Politik

2019, Tahun Politik dan Pertaruhan Demokrasi Indonesia

2019, Tahun Politik dan Pertaruhan Demokrasi Indonesia

Tahun 2019 menandai 20 tahun kebangkitan demokrasi Indonesia sejak berakhirnya era otoriter Orde Baru.

Momentum awal kebangkitan demokrasi pasca-Orde Baru ini, seperti diungkapkan Guru Besar UIN Syarif Hidayatullah Azyumardi Azra, ditandai oleh Pemilu 7 Juni 1999 yang merupakan pemilu multipartai pertama di era reformasi.

Tahun 2019 yang akan segera berakhir sekaligus menjadi tonggak penting di penghujung dua dasawarsa kebangkitan demokrasi Indonesia.

Pada tahun 2019 untuk kali pertama Indonesia menggelar pemilu serentak (pemilihan legislatif dan pemilihan presiden), yang disebut-sebut sebagai pemilu terpanas sejak era reformasi.

Dua puluh tahun silam, bangsa Indonesia baru benar-benar mengenal demokrasi riil setelah sekian lama berada di bawah otoritarianisme.

Sejak itu, demokrasi dan politik Indonesia mengalami evolusi yang ditandai dengan lima kali pemilu legislatif (1999, 2004, 2009, 2014, dan 2019) dan empat kali pemilu presiden dan wakil presiden (2004, 2009, 2014, dan 2019).

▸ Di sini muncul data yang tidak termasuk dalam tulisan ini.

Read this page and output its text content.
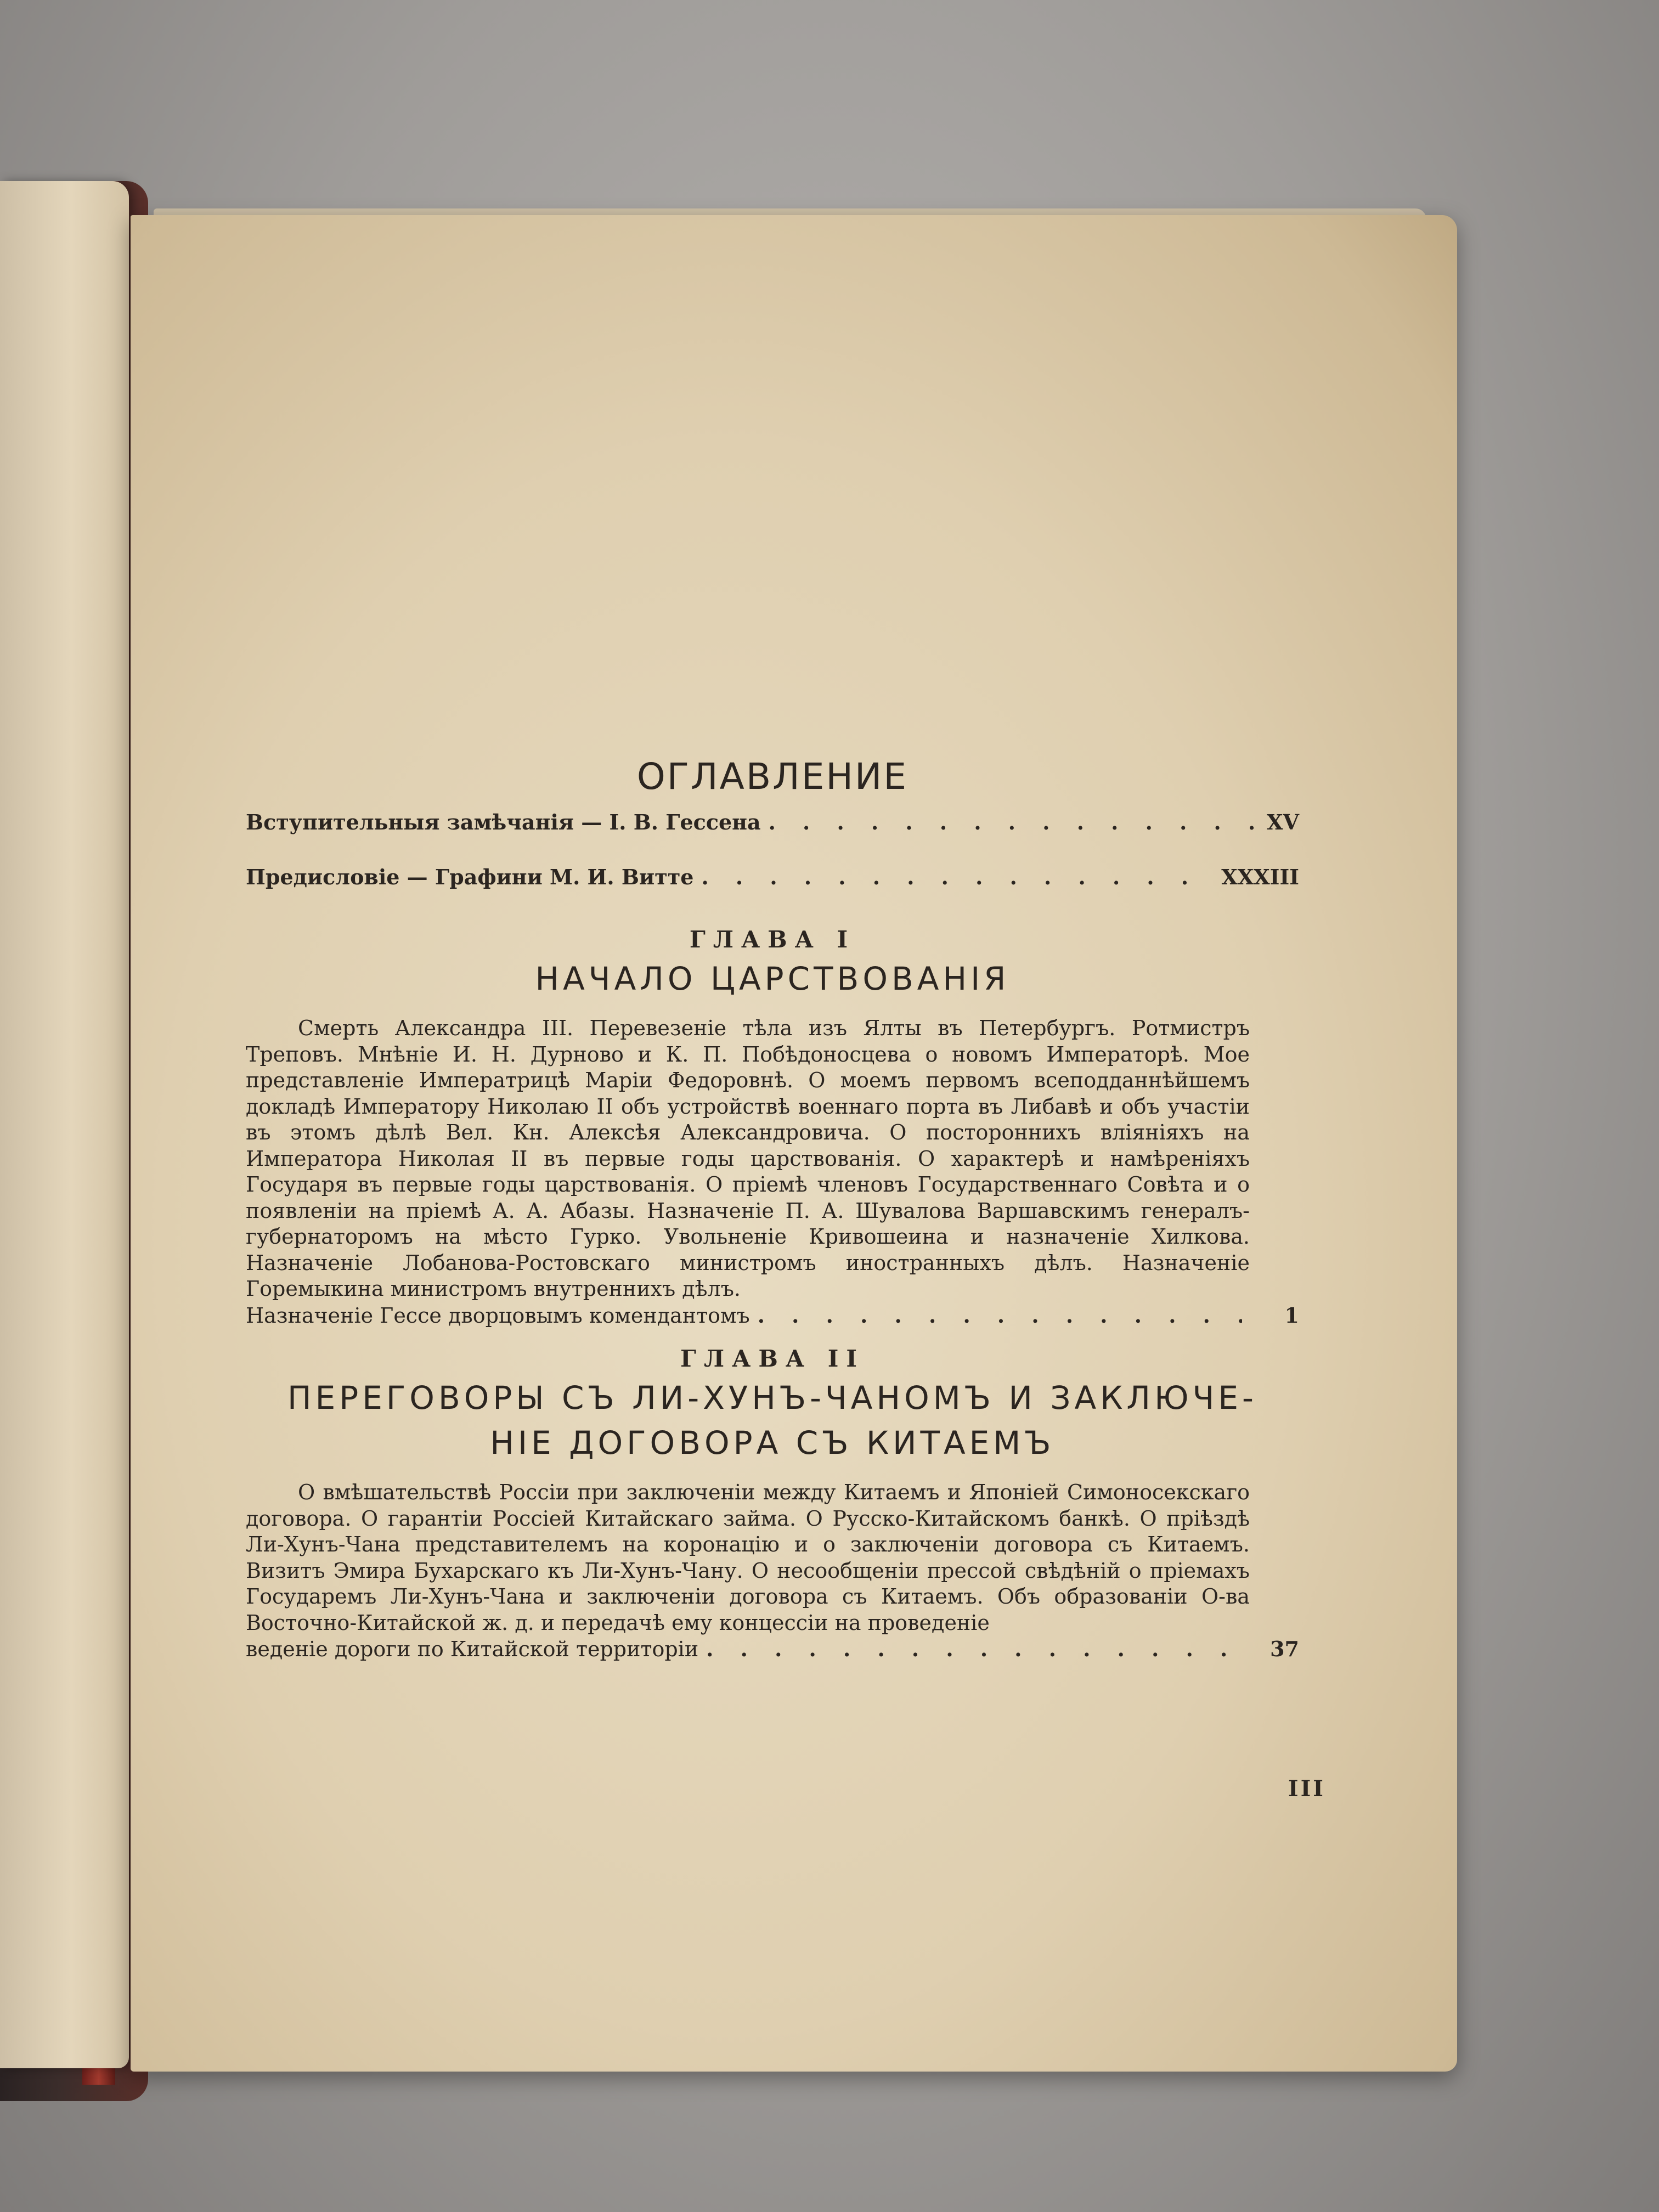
ОГЛАВЛЕНИЕ
Вступительныя замѣчанія — I. В. Гессена . . .	XV
Предисловіе — Графини М. И. Витте . . .	XXXIII
ГЛАВА I
НАЧАЛО ЦАРСТВОВАНІЯ

Смерть Александра III. Перевезеніе тѣла изъ Ялты въ Петербургъ. Ротмистръ Треповъ. Мнѣніе И. Н. Дурново и К. П. Побѣдоносцева о новомъ Императорѣ. Мое представленіе Императрицѣ Маріи Федоровнѣ. О моемъ первомъ всеподданнѣйшемъ докладѣ Императору Николаю II объ устройствѣ военнаго порта въ Либавѣ и объ участіи въ этомъ дѣлѣ Вел. Кн. Алексѣя Александровича. О постороннихъ вліяніяхъ на Императора Николая II въ первые годы царствованія. О характерѣ и намѣреніяхъ Государя въ первые годы царствованія. О пріемѣ членовъ Государственнаго Совѣта и о появленіи на пріемѣ А. А. Абазы. Назначеніе П. А. Шувалова Варшавскимъ генералъ-губернаторомъ на мѣсто Гурко. Увольненіе Кривошеина и назначеніе Хилкова. Назначеніе Лобанова-Ростовскаго министромъ иностранныхъ дѣлъ. Назначеніе Горемыкина министромъ внутреннихъ дѣлъ.

Назначеніе Гессе дворцовымъ комендантомъ . . .	1
ГЛАВА II
ПЕРЕГОВОРЫ СЪ ЛИ-ХУНЪ-ЧАНОМЪ И ЗАКЛЮЧЕ-
НІЕ ДОГОВОРА СЪ КИТАЕМЪ

О вмѣшательствѣ Россіи при заключеніи между Китаемъ и Японіей Симоносекскаго договора. О гарантіи Россіей Китайскаго займа. О Русско-Китайскомъ банкѣ. О пріѣздѣ Ли-Хунъ-Чана представителемъ на коронацію и о заключеніи договора съ Китаемъ. Визитъ Эмира Бухарскаго къ Ли-Хунъ-Чану. О несообщеніи прессой свѣдѣній о пріемахъ Государемъ Ли-Хунъ-Чана и заключеніи договора съ Китаемъ. Объ образованіи О-ва Восточно-Китайской ж. д. и передачѣ ему концессіи на проведеніе

веденіе дороги по Китайской территоріи . . .	37
III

Di lima penyelenggaraan pemilu tersebut, bangsa ini masih masih terus mencari sistem terbaik (best practice) bagi pengejawantahan kedaulatan rakyat.

Hal ini terlihat dari revisi lima tahunan yang selalu dilakukan terhadap undang-undang pemilu.

Dalam perjalanan sebuah bangsa, kurun waktu 20 tahun terbilang relatif singkat dalam bereksperimen dengan demokrasi.

Bahkan, dibutuhkan waktu yang lebih lama dari itu bagi sebuah bangsa itu untuk sampai pada sebuah sistem politik dan demokrasi yang matang dalam konteks demokrasi elektoral.

Dengan kata lain, demokrasi Indonesia masih seumur jagung dan masih belajar untuk sampai pada tahap kematangan demokrasi.

Kurun 20 tahun seharusnya bisa membawa bangsa ini ke tahap pembelajaran lebih tinggi (advance learning).

Tonggak penting

Pemilu 2019 menjadi tonggak penting dalam tahap pembelajaran dan eksperimen berdemokrasi (demokrasi elektoral).

Pemilu 2019 telah membuka mata kita terhadap ekses pemilihan presiden secara langsung sebagai pengejawantahan kedaulatan rakyat; politik identitas, keterbelahan masyarakat, serta maraknya fitnah dan hoaks yang merusak persaudaraan.

Dalam perkembangan usai pemilu, berbagai ekses tersebut memicu bergulirnya sejumlah wacana dan langkah politik kejutan.